The findings suggest a good efficacy of the CPF in vitiligo in all the treated anatomic sites compared to the NB-UVB phototherapy and a good safety profile in a medium-term use. This new foam formulation may expand the options currently available for vitiligo therapy; however, further investigations are needed to confirm the preliminary observations. Since clobetasol propionate is a well-known treatment for vitiligo, and the results seems to demonstrate the efficacy of the novel formulation of this drug, in the future, it would be reasonable to compare traditional clobetasol propionate formulations against CPF to deepen the advantages brought by the foam vehicle. It would also be interesting to know the potential advantage introduced by the new formulation of the foam (VersaFoam-EF emollient foam technology which does not contain any ethanol). Furthermore, combined treatments seem to be presently superior to monotherapies in terms of efficacy and safety.

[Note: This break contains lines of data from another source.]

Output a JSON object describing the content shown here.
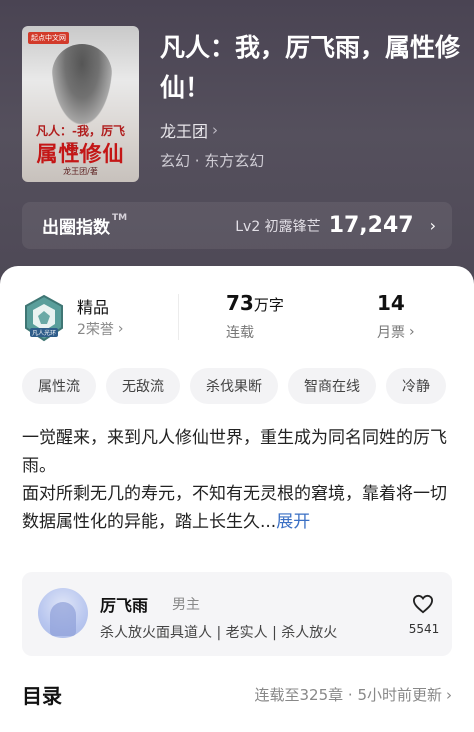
{
  "book": {
    "title": "凡人：我，厉飞雨，属性修仙！",
    "author": "龙王团",
    "genre": "玄幻 · 东方玄幻",
    "cover": {
      "publisher_tag": "起点中文网",
      "line1": "凡人：",
      "line1b": "-我，厉飞雨，-",
      "line2": "属性修仙",
      "author_credit": "龙王团/著"
    }
  },
  "index": {
    "label": "出圈指数",
    "tm": "TM",
    "level": "Lv2 初露锋芒",
    "value": "17,247"
  },
  "honors": {
    "title": "精品",
    "subtitle": "2荣誉",
    "badge_text": "凡人光环"
  },
  "stats": {
    "words_value": "73",
    "words_unit": "万字",
    "words_label": "连载",
    "tickets_value": "14",
    "tickets_label": "月票"
  },
  "tags": [
    "属性流",
    "无敌流",
    "杀伐果断",
    "智商在线",
    "冷静"
  ],
  "description": {
    "line1": "一觉醒来，来到凡人修仙世界，重生成为同名同姓的厉飞雨。",
    "line2": "面对所剩无几的寿元，不知有无灵根的窘境，靠着将一切数据属性化的异能，踏上长生久...",
    "more": "展开"
  },
  "protagonist": {
    "name": "厉飞雨",
    "role": "男主",
    "traits": "杀人放火面具道人 | 老实人 | 杀人放火",
    "likes": "5541"
  },
  "toc": {
    "title": "目录",
    "status": "连载至325章 · 5小时前更新"
  },
  "colors": {
    "hero_bg": "#4d4855",
    "link_blue": "#3a6fc4",
    "badge_teal": "#4a8f8f"
  }
}
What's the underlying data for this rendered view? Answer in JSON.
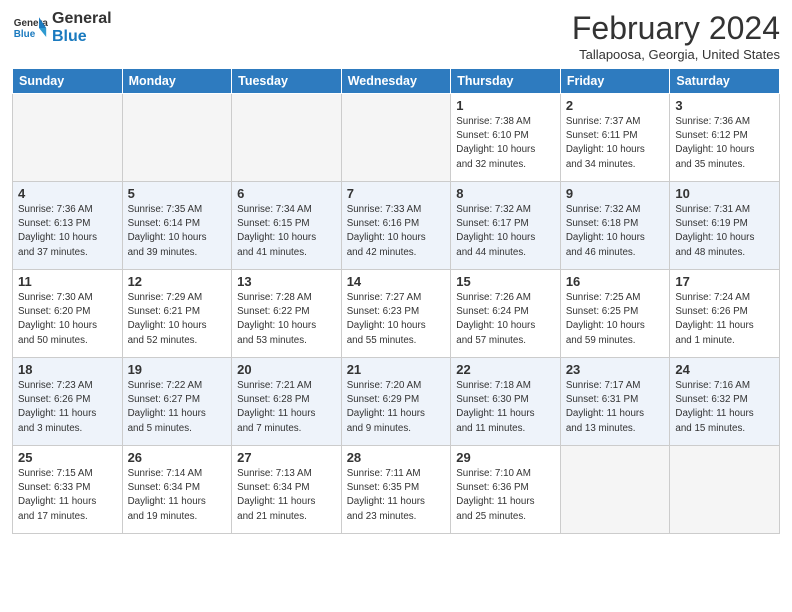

It is an established fact that combination of NB-UVB with topical treatment(s) is superior over monotherapy [29]; therefore, further studies would be opportune to evaluate not only the relative efficiency of and patient’s compliance to CPF against traditional clobetasol propionate formulations alone, but also when combined with NB-UVB.

Bullet points

  • Recently a new topic formulation of 0.05% clobetasol propionate in thermophobic foam (CPF) has been reported as an effective treatment in several dermatoses, but no data are reported in vitiligo.

  • Based on the results of a retrospective study on 60 vitiligo patients, we discuss the efficacy and tolerability of CPF compared to NB-UVB phototherapy.

  • CPF is effective and seems to be superior to NB-UVB phototherapy, with a good safety profile.

  • This is the first study that investigates the clinical efficacy of CPF in the treatment of vitiligo.